Shahd Safi, 22, is a journalist and translator in Gaza, where Israel’s “total siege” has killed more than 9,000 Palestinians and decimated residential buildings, hospitals, refugee camps and other civilian infrastructure. Amid intermittent blackouts, she shared this snapshot of a harrowing few hours on the ground. “We are being physically and mentally terrified and terrorized,” she says about this dispatch for Gaza’s residents.
Suddenly, in the evening of Oct. 31, my neighbors started running to the north. We could see them from our balcony. Some were shouting, “Escape this area now!” It seemed that our entire neighborhood was moving out at once. My uncle was confused, as we all were, but immediately he called a neighbor to understand what was happening. He was told that the IDF — or, as many of us Palestinians more accurately say, the IOF (Israel Occupation Forces) — warned that the two buildings right behind ours were going to be bombed, so we should evacuate now.
My uncle warned everyone in our building and asked them all to leave. I rushed to the living room and grabbed my emergency bag. Everyone already had on the clothes they needed. We are on 24/7 alert in our own building and for any building close by because they can be bombed at any time. If we escaped, then we would live at least another day and had clothes to wear. If we were pulled from under the rubble, at least we’d be dressed conservatively, the way we always are when we go out.
Amid all the shouting, everyone headed from the neighborhood, getting as far as possible from the doomed buildings and randomly seeking shelter. We all were scared, irritated and confused, not knowing where to go.
We are told that in order to make sure a warning call is authentic, we should ask the callers some questions and see if they respond. But we dare not trust that either. We flee.
A man — a stranger — called to us when he saw us in the street and gave us shelter in his own house. We waited hours and hours through the evening and into the night for the bombardment to begin. Yet we heard nothing. We were afraid to go back home, in case the bombs began to strike, so we slept the night in the stranger’s house. His house was in poor condition. The ceiling was sagging, and the walls were very fragile. We feared that if any bombs fell close, the whole house might collapse. In fact, the owners of the house had already evacuated, except for the man, who refused to leave no matter what. But for now, for this night, we had no other place to sleep.
In the morning, we were told that the bomb warnings that had led us to live a terrible night of fear were fake. The Israeli military often does this, using recordings to terrify and psychologically torture us. We are told that in order to make sure a warning call is authentic, we should ask the callers some questions and see if they respond. If it’s just a recording, we do not need to flee our house. But we dare not trust that either. We flee.
The next morning, we went back home to our daily boring yet exhausting routine. My brother Saleh went to the bakery, where he stood in a line of at least 200 people for three hours to pick up some rationed bread and bottled water. My mother and I washed the accumulated dishes and did the laundry with water we got from my uncle. He and his family had saved water for an emergency. My little sister Lamar swept the floor and tidied up the living room.
I love life. I don’t want to die now. There are many dreams ahead I want to pursue. I have a lot of ideas I want to present to the world. Being killed now will end my story.

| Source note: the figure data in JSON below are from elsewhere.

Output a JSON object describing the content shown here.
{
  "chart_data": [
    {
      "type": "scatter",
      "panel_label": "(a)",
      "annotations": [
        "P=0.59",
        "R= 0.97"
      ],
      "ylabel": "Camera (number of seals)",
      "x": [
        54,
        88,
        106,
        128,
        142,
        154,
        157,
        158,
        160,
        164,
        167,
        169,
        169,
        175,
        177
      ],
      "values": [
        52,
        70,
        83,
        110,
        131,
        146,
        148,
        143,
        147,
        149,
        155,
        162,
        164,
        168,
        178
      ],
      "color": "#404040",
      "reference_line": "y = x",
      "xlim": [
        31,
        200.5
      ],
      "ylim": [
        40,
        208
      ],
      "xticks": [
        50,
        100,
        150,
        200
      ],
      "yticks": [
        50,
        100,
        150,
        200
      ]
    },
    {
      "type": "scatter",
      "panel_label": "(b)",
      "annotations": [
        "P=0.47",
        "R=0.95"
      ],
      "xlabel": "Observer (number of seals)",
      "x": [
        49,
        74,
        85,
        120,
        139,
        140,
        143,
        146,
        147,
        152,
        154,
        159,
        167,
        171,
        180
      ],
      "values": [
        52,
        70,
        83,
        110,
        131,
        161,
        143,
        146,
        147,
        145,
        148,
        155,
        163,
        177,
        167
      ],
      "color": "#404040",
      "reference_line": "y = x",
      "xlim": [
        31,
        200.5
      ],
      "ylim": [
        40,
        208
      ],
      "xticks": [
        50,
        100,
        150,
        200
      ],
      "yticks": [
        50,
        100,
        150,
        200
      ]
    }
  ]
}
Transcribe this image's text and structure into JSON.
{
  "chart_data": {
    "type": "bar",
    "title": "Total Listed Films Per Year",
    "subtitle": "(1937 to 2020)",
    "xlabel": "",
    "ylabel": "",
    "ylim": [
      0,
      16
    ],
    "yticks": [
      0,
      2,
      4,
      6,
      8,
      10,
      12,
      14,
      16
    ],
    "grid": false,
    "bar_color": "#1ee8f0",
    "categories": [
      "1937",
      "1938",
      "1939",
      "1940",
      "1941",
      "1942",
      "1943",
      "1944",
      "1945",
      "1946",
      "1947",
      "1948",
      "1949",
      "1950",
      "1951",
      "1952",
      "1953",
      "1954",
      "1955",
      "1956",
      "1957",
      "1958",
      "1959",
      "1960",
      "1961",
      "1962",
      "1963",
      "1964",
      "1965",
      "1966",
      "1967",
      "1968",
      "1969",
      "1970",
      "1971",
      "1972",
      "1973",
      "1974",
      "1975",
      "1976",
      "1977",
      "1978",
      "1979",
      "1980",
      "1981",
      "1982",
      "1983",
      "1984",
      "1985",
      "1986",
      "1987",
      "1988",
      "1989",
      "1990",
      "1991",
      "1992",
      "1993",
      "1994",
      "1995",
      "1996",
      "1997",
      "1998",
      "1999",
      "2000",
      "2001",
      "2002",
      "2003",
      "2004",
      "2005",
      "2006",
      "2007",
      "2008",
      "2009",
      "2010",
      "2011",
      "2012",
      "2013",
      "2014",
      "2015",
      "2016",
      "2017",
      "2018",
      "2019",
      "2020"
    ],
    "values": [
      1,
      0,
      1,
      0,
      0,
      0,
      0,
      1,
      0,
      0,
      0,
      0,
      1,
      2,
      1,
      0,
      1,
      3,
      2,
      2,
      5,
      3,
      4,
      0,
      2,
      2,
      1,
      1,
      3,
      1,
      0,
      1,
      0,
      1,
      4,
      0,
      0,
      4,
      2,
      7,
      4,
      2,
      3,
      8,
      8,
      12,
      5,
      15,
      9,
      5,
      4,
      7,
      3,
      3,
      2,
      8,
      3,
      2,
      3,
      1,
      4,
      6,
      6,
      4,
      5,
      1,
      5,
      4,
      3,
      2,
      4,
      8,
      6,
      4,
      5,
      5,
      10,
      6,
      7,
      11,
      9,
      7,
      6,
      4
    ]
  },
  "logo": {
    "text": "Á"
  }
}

Food and dry goods, indeed all the basic necessities in Gaza, had doubled in price since the borders closed. For example, some people who evacuated from the north to my grandparents’ house in the south said that everyone paid 100 shekels for the drivers; whereas, before the attack, they used to pay 20 shekels per person. One packet of flour now cost 100 shekels, where it used to be sold for only 50. Even the drinking water had doubled its price. Only small amounts were distributed for free in some mosques.
We spent the day without water, since we couldn’t fill our tanks from the mosques, and my two siblings missed the water distribution vehicles because of the huge crowds. We felt thankful and grateful that we managed to purchase bread and ate bread with cheese for lunch. We charged our phones from a nearby UNRWA school that provides only two hours of electricity per day and two hours per night with their emergency generators.
We didn’t have access to the internet, nor could we call our family members to make sure they were still alive. We realized that Israel had cut off all telecommunications once again. We were for the second time cut off from the whole planet. We were alone again — powerless and confused.
All night and day, we heard and saw the flashes of constant bombing. We knew the bombs were striking our people in their homes. We knew, also, that we could be the next targets.
I love life. I don’t want to die now. There are many dreams ahead I want to pursue: finishing my B.A., M.A., and PhD, working as a journalist and mentor, and coordinating social projects. I have a lot of ideas I want to present to the world. Being killed now will end my story. I want to pursue a full life and die in peace.
It’s now midday, 1 p.m., on Nov. 1. The internet is back.